Dr. Brigitte Hilgers-Klautzsch
Ergänzender Hinweis: Nr. 18 Ziff. 1 Satz 2 AStBV (St) 2020 (s. AStBV Rz. 18).
Rz. 19
Gemäß § 385 Abs. 2 AO finden die verfahrensrechtlichen Vorschriften der §§ 385–408 AO bei dem "Verdacht einer Straftat, die unter Vorspiegelung eines steuerlich erheblichen Sachverhalts gegenüber der Finanzbehörde oder einer anderen Behörde auf die Erlangung von Vermögensvorteilen gerichtet ist und kein Steuerstrafgesetz verletzt", größtenteils entsprechende Anwendung (zu den Ausnahmen s.
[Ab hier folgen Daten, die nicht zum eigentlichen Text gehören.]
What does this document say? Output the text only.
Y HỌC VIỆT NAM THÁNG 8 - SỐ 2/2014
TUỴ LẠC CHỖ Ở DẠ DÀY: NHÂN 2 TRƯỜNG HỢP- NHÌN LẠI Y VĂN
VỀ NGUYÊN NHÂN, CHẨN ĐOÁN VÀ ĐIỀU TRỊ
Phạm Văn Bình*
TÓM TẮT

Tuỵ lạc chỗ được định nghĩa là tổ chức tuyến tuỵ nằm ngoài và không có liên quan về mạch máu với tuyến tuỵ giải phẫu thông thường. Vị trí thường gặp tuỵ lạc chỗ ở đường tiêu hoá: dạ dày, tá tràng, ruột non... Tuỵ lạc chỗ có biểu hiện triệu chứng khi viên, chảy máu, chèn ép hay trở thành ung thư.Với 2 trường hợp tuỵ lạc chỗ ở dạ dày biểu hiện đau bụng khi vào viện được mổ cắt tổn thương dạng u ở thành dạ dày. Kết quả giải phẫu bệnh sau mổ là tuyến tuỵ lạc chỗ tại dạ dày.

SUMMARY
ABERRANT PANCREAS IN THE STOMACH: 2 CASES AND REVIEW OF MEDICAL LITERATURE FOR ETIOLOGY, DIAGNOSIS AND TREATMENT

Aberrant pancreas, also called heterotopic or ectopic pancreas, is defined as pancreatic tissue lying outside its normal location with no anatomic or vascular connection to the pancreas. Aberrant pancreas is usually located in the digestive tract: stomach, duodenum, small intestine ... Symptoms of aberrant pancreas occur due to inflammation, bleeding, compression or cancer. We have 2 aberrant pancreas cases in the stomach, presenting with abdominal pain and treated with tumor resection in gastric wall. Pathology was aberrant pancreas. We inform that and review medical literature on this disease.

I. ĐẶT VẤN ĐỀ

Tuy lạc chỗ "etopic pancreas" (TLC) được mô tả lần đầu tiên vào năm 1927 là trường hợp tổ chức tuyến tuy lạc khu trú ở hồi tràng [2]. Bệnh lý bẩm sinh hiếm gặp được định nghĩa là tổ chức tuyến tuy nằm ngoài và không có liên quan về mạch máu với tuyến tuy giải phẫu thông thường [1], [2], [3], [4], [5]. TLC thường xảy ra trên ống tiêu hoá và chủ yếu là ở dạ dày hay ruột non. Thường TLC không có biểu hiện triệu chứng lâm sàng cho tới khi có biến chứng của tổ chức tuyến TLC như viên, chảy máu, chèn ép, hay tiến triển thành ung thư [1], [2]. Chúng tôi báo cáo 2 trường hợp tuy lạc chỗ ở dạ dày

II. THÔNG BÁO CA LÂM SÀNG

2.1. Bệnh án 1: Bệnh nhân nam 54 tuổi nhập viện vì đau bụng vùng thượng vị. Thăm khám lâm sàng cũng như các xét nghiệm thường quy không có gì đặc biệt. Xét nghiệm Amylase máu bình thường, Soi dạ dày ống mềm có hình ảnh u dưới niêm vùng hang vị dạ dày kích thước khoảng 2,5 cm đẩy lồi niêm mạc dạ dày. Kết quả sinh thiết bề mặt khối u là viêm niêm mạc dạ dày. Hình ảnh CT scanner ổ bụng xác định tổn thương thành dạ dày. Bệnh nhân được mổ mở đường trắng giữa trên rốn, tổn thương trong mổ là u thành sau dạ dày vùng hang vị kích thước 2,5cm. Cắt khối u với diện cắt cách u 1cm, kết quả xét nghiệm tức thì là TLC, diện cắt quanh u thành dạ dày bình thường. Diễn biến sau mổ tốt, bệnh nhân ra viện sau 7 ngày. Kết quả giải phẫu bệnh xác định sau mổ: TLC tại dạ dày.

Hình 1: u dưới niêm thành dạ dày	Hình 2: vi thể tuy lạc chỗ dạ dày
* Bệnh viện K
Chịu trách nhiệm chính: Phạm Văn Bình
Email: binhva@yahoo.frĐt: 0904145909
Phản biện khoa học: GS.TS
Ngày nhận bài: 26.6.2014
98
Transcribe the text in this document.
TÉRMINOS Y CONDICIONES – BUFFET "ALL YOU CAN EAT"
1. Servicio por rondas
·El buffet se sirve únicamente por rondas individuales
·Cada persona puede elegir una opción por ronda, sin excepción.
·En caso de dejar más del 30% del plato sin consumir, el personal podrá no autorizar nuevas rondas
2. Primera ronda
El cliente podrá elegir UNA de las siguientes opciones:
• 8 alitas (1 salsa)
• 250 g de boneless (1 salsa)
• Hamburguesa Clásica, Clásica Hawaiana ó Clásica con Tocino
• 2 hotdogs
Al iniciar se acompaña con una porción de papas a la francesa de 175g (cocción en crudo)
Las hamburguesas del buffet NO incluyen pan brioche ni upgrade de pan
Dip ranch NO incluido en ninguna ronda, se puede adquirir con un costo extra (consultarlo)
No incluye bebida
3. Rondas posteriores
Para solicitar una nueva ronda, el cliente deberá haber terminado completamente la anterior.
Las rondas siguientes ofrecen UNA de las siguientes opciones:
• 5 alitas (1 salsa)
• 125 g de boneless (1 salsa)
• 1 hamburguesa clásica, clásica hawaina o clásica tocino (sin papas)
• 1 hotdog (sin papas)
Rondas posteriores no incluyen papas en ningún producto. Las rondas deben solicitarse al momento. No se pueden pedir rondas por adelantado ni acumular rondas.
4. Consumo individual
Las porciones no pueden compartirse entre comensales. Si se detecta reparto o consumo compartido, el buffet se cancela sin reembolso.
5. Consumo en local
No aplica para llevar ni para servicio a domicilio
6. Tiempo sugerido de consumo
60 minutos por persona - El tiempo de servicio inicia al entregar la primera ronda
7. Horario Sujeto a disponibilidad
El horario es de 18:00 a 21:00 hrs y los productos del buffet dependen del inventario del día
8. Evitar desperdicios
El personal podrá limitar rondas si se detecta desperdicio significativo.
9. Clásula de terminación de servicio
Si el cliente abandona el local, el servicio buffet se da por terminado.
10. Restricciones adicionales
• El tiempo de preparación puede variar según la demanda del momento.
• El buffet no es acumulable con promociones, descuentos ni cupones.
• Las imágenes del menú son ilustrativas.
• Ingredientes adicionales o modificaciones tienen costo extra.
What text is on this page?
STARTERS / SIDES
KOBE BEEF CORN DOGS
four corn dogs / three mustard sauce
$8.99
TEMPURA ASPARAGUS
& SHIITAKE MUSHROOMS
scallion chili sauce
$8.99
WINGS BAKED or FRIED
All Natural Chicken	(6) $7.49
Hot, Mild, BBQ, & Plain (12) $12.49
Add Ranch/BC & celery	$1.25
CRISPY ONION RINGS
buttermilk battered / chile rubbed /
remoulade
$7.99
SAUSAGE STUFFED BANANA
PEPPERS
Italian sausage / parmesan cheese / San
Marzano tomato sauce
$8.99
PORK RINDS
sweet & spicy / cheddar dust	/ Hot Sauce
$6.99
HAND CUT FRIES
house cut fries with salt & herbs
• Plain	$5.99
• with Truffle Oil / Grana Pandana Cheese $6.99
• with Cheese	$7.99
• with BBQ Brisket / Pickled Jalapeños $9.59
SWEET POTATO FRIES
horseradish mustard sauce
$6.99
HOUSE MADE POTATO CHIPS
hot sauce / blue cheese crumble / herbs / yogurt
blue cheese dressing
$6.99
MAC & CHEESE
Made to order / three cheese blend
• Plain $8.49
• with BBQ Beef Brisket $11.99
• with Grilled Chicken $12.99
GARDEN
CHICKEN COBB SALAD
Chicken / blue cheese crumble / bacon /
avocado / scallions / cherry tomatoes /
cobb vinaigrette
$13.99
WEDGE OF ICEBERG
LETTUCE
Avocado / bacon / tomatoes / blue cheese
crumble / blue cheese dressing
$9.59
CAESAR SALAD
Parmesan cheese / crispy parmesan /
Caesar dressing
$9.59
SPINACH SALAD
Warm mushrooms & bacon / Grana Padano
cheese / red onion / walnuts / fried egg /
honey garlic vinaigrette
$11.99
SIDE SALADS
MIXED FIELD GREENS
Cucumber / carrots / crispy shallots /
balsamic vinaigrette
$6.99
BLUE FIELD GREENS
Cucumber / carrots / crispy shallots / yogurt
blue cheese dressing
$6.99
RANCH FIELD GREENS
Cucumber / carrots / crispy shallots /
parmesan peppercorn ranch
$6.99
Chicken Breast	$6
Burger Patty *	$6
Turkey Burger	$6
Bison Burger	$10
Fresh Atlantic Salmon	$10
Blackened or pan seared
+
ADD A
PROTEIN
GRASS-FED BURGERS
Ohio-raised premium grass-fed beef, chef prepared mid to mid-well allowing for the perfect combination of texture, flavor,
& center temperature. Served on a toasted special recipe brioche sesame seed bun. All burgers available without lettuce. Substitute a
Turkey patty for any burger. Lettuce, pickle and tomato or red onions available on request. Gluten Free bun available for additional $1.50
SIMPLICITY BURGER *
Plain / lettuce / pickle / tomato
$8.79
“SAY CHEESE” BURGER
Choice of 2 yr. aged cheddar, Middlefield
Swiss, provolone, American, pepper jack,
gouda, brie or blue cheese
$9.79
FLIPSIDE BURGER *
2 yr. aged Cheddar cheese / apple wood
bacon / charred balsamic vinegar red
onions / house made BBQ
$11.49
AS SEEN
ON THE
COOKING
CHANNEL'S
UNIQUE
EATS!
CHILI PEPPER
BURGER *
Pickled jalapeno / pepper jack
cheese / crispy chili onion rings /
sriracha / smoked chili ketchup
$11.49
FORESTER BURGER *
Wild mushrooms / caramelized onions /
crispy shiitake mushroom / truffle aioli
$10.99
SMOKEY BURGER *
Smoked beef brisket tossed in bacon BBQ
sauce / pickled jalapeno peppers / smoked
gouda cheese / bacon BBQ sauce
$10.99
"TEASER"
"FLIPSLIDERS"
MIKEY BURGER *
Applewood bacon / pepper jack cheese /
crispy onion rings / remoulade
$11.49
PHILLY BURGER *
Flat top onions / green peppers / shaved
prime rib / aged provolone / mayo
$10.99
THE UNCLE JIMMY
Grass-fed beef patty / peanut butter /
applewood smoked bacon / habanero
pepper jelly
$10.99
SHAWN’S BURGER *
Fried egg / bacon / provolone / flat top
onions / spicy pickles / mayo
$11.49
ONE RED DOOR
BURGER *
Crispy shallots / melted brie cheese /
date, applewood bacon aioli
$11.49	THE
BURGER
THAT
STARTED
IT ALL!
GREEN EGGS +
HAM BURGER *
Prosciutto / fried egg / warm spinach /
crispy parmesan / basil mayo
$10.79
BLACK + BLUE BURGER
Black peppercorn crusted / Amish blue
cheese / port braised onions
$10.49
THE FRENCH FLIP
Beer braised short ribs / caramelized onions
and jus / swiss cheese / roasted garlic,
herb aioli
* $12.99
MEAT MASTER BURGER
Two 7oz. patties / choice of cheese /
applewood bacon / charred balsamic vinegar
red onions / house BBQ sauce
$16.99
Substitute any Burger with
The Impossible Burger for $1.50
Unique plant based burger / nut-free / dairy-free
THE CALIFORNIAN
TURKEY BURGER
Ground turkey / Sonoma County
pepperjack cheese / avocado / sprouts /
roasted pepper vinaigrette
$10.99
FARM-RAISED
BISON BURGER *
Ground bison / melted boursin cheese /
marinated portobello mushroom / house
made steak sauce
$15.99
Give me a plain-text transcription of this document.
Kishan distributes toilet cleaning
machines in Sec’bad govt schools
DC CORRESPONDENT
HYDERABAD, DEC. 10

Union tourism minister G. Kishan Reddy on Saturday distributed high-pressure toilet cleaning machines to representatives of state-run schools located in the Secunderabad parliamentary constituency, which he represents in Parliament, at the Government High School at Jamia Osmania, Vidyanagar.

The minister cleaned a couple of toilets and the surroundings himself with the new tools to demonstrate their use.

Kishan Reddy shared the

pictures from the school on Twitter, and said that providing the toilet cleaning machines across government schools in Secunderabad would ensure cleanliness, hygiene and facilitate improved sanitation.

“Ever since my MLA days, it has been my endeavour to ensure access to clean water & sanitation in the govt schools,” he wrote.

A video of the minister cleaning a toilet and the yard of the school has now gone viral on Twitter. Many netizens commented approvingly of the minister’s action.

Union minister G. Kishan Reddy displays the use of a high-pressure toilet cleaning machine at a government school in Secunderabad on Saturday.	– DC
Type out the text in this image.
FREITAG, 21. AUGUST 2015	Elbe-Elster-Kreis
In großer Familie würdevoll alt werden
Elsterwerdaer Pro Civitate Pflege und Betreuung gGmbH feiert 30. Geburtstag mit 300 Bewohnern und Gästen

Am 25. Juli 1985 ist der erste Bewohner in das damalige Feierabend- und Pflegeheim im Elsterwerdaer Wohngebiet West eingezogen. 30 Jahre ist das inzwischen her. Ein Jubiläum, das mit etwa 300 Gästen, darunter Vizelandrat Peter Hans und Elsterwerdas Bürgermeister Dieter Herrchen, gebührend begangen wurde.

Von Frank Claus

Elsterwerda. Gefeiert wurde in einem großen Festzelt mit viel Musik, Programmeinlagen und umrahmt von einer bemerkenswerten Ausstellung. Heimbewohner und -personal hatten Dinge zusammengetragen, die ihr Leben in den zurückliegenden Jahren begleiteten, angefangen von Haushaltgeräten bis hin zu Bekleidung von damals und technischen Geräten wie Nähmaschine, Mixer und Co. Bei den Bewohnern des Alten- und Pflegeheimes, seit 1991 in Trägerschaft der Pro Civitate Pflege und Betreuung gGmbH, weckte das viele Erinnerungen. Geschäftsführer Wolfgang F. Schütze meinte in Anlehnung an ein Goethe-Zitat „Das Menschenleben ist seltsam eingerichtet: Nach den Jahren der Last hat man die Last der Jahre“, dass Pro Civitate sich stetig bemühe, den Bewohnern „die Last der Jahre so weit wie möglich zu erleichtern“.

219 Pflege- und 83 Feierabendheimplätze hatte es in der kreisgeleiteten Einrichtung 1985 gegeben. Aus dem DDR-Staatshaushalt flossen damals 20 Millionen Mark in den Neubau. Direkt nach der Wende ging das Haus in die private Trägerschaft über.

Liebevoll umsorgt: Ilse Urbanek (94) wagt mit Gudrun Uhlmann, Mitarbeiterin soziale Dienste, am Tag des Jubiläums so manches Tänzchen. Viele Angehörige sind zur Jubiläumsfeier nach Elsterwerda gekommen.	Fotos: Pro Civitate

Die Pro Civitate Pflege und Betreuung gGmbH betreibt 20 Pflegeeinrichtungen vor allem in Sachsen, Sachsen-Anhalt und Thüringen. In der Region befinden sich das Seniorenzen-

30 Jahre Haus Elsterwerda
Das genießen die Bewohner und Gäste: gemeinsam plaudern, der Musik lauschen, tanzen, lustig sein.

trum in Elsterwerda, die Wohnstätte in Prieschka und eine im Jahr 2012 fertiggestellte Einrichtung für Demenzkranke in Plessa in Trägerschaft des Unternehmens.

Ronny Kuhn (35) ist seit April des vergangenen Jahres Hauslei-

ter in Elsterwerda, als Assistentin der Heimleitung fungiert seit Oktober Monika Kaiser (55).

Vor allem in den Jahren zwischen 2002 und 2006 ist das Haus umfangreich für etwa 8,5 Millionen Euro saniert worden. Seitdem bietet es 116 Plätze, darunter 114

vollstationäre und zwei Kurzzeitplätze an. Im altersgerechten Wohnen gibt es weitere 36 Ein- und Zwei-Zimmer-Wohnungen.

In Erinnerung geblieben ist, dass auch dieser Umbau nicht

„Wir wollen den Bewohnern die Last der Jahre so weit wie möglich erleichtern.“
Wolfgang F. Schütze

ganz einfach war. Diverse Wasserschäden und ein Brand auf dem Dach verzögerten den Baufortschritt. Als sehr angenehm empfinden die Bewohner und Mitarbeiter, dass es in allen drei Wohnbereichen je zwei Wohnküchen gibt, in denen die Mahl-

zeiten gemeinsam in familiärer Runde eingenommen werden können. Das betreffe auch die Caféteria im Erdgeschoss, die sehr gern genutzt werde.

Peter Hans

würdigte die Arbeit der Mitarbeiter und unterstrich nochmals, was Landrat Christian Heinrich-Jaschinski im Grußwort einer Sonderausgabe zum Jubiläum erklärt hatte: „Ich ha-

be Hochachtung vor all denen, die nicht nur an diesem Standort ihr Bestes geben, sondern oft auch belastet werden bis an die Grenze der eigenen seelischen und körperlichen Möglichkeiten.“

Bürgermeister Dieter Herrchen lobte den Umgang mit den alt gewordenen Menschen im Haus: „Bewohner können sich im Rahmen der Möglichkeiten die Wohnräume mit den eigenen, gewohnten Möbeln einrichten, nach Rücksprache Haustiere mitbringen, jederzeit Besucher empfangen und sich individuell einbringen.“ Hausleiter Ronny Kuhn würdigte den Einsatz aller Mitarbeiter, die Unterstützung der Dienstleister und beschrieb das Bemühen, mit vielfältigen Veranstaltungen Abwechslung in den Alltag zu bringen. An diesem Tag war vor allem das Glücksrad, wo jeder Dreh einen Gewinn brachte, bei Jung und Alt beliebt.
Rz. 21).
a) Begriff der "Vorspiegelungsstraftat"
Rz. 20
Da die Rspr. früher Sachverhalte, bei denen der gesamte Steuervorgang zum Zwecke der Täuschung erfunden wird, um Steuervergütungen zu erlangen oder Steuererstattungsansprüche geltend zu machen (= Vorspiegelungsstraftaten), als Betrug (§ 263 StGB) und nicht als Steuerhinterziehung wertete (s. Nachw. bei § 370 Rz. 432), war die Vorschrift, die den FinB auch die Verfolgungskompetenz bzgl. dieser Allgemeinstraftaten verlieh, von Bedeutung. Nachdem aber mittlerweile sämtliche fingierten Steuerfälle zwecks Erlangung ungerechtfertigter Steuervorteile, sowohl im Umsatzsteuerbereich (z.B. Erschleichen von Umsatzsteuervergütungen im Rahmen von Scheinfirmen) als auch im Ertragsteuerbereich (Erschleichen von Steuererstattungen aufgrund fingierter Steuerschuldverhältnisse) – auch bei Totalfiktion – von der Rspr. als vollendete Steuerhinterziehung und nicht mehr als Betrug (§ 263 StGB) eingestuft werden (s. § 370 Rz. 432, 584), ist diese Vorschrift nahezu obsolet geworden.
Bedeutsam war sie allenfalls noch für das Erschwindeln eines überhöhten Übernahmegeldes bei der Ablieferung von Branntwein als Betrug zum Nachteil der Bundesmonopolverwaltung (§ 128 BranntwMonG bis Ende 2017).
b) Inhalt der Ermittlungskompetenz
Rz. 21
Soweit § 385 Abs. 2 AO wegen der vorstehend aufgezeigten Erwägungen überhaupt noch Anwendung findet, führt die FinB die Ermittlungen bei Vorspiegelungstaten durch, wegen des Ausschlusses der § 386 Abs. 2 und §§ 399–401 AO jedoch nicht selbständig, sondern lediglich im Status einer mit den Rechten und Pflichten nach der StPO ausgestatteten Polizeibehörde i.S.d. § 402 Abs. 1, §§ 403 und 407 AO (s. § 386 Rz. 28, 60). Sie kann deshalb auch keinen Antrag auf Strafbefehl oder auf Anordnung von Nebenfolgen im selbständigen Verfahren stellen (§§ 400 f. AO).
Rz. 22
Eine selbständige Ermittlungsbefugnis dürfte meistens schon deswegen ausscheiden, weil der Täter zugleich andere Straftaten nichtsteuerlicher Art, namentlich Urkundenfälschung, begangen haben dürfte. Die Ermittlungsbefugnis ist dabei auf die Vorspiegelungstat beschränkt und erstreckt sich nicht auf prozessual einheitlich i.S.d. § 264 StPO begangene weitere allgemeine Straftaten (str., s. Rz. 95 f.; s. § 386 Rz. 59 f.).